In der Tat lässt sich der überwiegende teil der Aufnahmen mit einer Standardbrennweite machen. Ich habe in meiner Anfangszeit lange nur mit einem 50mm-Objektiv fotografiert. Das war der Standard für Kleinbild, heute Vollformat. An Crop-Kameras entspricht das etwa 31-33mm. Das genügte für mindestens 80% der Fälle. Später kam ein 28mm Weitwinkel hinzu.
Viele Anwender sind glücklich mit einem Super-Zoom (von engagierten Fotografen gerne als "Suppenzoom" verspottet, von den Herstellern freundlich als "Reisezoom" bezeichnet), das vom guten Weitwinkel bis zum kräftigen Tele alles abdeckt. Das ist praktisch und hat seine Berechtigung, wenn die Umstände einen Objektivwechsel nicht zulassen oder Platz und Gewicht gespart werden muss. Ihr müsst euch aber darüber im Klaren sein, dass die Konstrukteure umso größere Kompromisse eingehen müssen, je größer der Zoombereich ist (das Verhältnis von maximaler zu minimaler Brennweite). Das schlägt sich natürlich in der optischen Leistung nieder. Ich halte deshalb eine Aufteilung in mehrere Brennweitenbereiche für sinnvoller. Und der Sinn und Vorteil einer Systemkamera liegt ja gerade darin, dass man die Optik der Anforderung entsprechend wechseln kann.

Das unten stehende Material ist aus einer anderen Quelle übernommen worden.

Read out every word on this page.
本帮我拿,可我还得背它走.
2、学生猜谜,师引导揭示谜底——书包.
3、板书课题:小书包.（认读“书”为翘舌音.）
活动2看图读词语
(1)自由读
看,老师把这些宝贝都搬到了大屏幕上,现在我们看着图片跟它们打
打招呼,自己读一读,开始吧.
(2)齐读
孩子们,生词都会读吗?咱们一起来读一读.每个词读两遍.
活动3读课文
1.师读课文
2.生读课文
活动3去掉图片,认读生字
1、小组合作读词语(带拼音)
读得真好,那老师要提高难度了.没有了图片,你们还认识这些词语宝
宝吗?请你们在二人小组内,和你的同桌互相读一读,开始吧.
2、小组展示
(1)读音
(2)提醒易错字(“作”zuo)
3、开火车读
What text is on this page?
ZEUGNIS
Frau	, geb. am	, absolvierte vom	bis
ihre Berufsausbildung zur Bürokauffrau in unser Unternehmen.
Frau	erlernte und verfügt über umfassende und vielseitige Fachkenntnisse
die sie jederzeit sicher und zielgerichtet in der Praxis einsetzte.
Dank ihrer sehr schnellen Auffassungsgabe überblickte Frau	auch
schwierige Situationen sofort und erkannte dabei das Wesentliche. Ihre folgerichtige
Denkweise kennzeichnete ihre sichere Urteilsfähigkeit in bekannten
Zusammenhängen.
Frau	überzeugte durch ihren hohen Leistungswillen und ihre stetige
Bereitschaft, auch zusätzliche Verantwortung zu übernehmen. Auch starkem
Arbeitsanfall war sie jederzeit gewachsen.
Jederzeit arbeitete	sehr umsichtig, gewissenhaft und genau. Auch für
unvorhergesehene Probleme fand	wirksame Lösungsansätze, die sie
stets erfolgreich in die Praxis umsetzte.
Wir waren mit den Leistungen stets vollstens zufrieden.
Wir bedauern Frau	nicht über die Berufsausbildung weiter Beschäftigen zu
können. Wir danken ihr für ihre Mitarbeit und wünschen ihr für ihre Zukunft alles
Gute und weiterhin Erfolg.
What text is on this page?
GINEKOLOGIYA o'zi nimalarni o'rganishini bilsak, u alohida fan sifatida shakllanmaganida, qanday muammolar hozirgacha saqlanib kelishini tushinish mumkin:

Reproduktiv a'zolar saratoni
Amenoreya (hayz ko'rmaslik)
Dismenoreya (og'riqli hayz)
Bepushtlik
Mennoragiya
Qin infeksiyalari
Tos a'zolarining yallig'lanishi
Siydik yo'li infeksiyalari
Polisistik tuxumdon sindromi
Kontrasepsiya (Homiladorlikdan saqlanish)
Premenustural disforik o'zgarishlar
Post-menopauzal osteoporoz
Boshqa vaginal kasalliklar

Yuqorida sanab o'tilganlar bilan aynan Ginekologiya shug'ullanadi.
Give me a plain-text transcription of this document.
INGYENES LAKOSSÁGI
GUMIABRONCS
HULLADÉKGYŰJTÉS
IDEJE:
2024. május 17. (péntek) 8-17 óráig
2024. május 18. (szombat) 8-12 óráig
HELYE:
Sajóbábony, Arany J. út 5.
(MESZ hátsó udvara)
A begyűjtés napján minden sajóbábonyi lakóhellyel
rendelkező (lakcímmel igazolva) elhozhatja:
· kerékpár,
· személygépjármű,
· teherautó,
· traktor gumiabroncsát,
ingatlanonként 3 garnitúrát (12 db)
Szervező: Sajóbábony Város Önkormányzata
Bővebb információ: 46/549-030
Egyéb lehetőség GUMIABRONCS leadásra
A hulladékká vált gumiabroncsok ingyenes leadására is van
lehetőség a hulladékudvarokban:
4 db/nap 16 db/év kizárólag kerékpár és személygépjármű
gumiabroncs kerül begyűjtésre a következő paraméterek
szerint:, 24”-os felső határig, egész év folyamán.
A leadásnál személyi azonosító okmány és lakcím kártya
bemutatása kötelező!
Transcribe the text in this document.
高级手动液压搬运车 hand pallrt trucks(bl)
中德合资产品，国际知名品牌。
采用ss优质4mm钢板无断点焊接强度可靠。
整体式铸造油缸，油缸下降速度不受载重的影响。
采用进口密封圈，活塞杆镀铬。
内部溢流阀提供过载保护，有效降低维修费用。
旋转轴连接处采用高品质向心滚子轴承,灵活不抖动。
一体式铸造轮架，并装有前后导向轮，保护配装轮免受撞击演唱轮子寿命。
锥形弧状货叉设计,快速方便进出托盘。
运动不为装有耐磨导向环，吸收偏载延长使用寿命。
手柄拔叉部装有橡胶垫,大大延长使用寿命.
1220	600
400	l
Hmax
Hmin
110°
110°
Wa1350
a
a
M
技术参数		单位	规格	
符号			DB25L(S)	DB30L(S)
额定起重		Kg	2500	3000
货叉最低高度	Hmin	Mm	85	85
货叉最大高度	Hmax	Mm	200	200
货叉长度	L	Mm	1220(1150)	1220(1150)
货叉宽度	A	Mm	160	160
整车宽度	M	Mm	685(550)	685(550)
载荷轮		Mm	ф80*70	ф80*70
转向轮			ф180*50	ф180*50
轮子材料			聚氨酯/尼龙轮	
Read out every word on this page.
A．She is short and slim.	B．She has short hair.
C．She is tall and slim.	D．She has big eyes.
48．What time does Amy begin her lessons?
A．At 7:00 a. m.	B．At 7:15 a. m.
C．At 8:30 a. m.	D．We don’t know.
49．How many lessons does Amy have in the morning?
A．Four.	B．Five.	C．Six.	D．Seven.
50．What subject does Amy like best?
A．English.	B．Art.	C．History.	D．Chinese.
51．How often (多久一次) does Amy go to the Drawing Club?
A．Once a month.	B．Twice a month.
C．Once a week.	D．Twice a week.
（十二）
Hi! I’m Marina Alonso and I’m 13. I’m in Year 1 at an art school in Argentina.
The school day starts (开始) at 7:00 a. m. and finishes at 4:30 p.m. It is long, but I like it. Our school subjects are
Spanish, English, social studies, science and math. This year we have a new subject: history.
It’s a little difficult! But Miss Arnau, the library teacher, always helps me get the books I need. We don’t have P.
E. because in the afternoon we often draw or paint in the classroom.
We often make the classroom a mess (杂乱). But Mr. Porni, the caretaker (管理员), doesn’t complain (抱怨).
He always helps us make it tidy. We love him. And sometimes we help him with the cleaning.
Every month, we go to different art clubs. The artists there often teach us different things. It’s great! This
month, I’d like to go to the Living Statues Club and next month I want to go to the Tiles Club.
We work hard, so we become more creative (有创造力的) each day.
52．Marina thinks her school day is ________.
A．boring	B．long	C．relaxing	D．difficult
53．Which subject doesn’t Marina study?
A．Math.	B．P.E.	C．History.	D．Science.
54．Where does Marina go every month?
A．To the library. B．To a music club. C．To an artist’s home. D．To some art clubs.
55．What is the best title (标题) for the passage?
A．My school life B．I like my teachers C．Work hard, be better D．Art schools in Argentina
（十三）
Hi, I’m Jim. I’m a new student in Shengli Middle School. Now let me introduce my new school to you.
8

Es ist also doch einiges an Überlegungen und Vorbereitungen notwendig, bevor ihr die ersten tollen Fotos schießen könnt. Aber es ist besser, sich damit zu befassen, als nachher enttäuscht zu sein. Ihr geht ja auch nicht auf eine Wanderung durch die Wildnis ohne passende Ausrüstung und gute, bequeme Schuhe, oder?